Gela. “Le richieste erano frequenti, spesso avvenivano nei loro uffici.
Gli avremmo dovuto garantire il trentatré per cento dell’importo complessivo dei lavori”.
Le presunte richieste di denaro. A descrivere un presunto sistema imposto agli allora responsabili della società elettrostrumentale Sudelettra, impegnata nell’indotto della raffineria Eni, è stato l’ex capocantiere. I pm della procura, per fatti che risalgono ad oltre dieci anni fa, ipotizzano il reato di tentata estorsione. In base alle accuse, alcuni responsabili tecnici di Eni avrebbero preteso soldi dall’azienda dell’indotto per facilitare le procedure successive all’acquisizione dei lavori. “Noi non abbiamo mai accettato – ha detto l’allora capocantiere Rocco Santoro – ricordo che abbiamo iniziato a lavorare in raffineria a fine 2005. Io riferivo sempre ai responsabili dell’azienda.
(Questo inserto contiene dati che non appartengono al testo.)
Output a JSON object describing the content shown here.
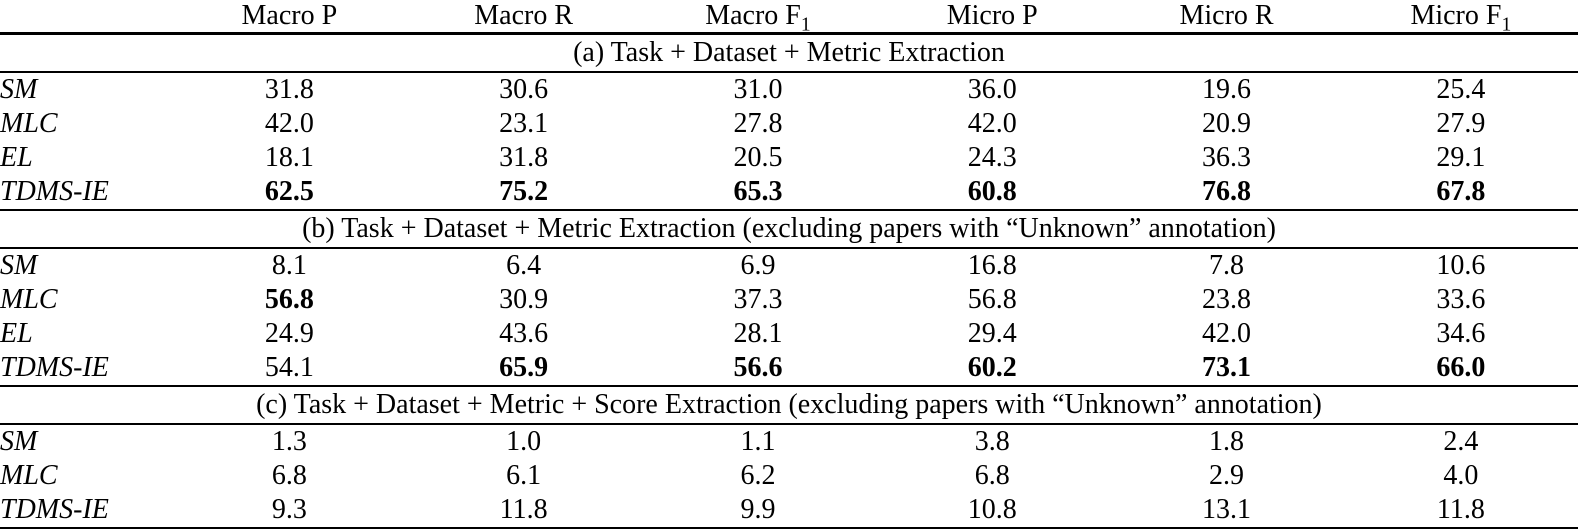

Non accettavamo le richieste e, spesso, c’erano ritardi nel saldo dei pagamenti per i lavori svolti”. A processo, a rispondere alle accuse, ci sono Rocco Romano, Cono Maugeri, Alberto Scibetta, Giacomo Iozza, Vincenzo Izzia e Salvatore Minacapelli. La ricostruzione fornita dal testimone, che davanti al giudice Miriam D’Amore ha risposto alle domande del pm Pamela Cellura, è stata però respinta dai difensori di tutti gli imputati.
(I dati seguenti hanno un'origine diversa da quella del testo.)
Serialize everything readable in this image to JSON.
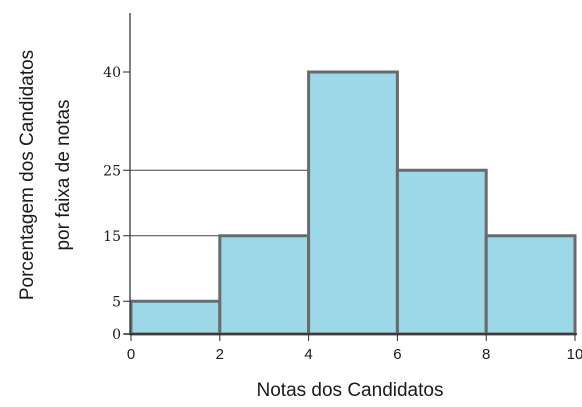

Sono stati prodotti anche i tabulati informativi del sistema interno Sap di Eni, quello utilizzato per la contabilizzazione dei lavori e i successivi pagamenti, che invece proverebbero la regolarità delle procedure. Per i difensori, quindi, nessun ritardo “punitivo” ai danni della Sudelettra. Furono proprio i referenti locali dell’azienda lucana a denunciare quanto sarebbe accaduto. Denuncia che, come ribadito dalle difese degli imputati, venne formalizzata davanti ai militari della guardia di finanza solo dopo diversi anni. Gli imputati hanno sempre negato di aver chiesto soldi non dovuti, nonostante alcuni di loro siano stati licenziati da Eni dopo l’avvio dell’indagine penale. “In un caso – ha poi concluso il testimone – ci venne chiesto di acquistare il pavimento che uno dei tecnici doveva collocare nella sua abitazione privata”. Il giudice D’Amore, in attesa di sentire in aula un altro responsabile della società lucana, ha già comunque preannunciato la prescrizione dei reati. Prescrizione alla quale, però, potrebbero forse rinunciare tutti gli imputati che sono difesi dagli avvocati Antonio Gagliano, Flavio Sinatra, Fabrizio Ferrara, Rocco Guarnaccia, Vincenzo Vitello e Giusy Troni.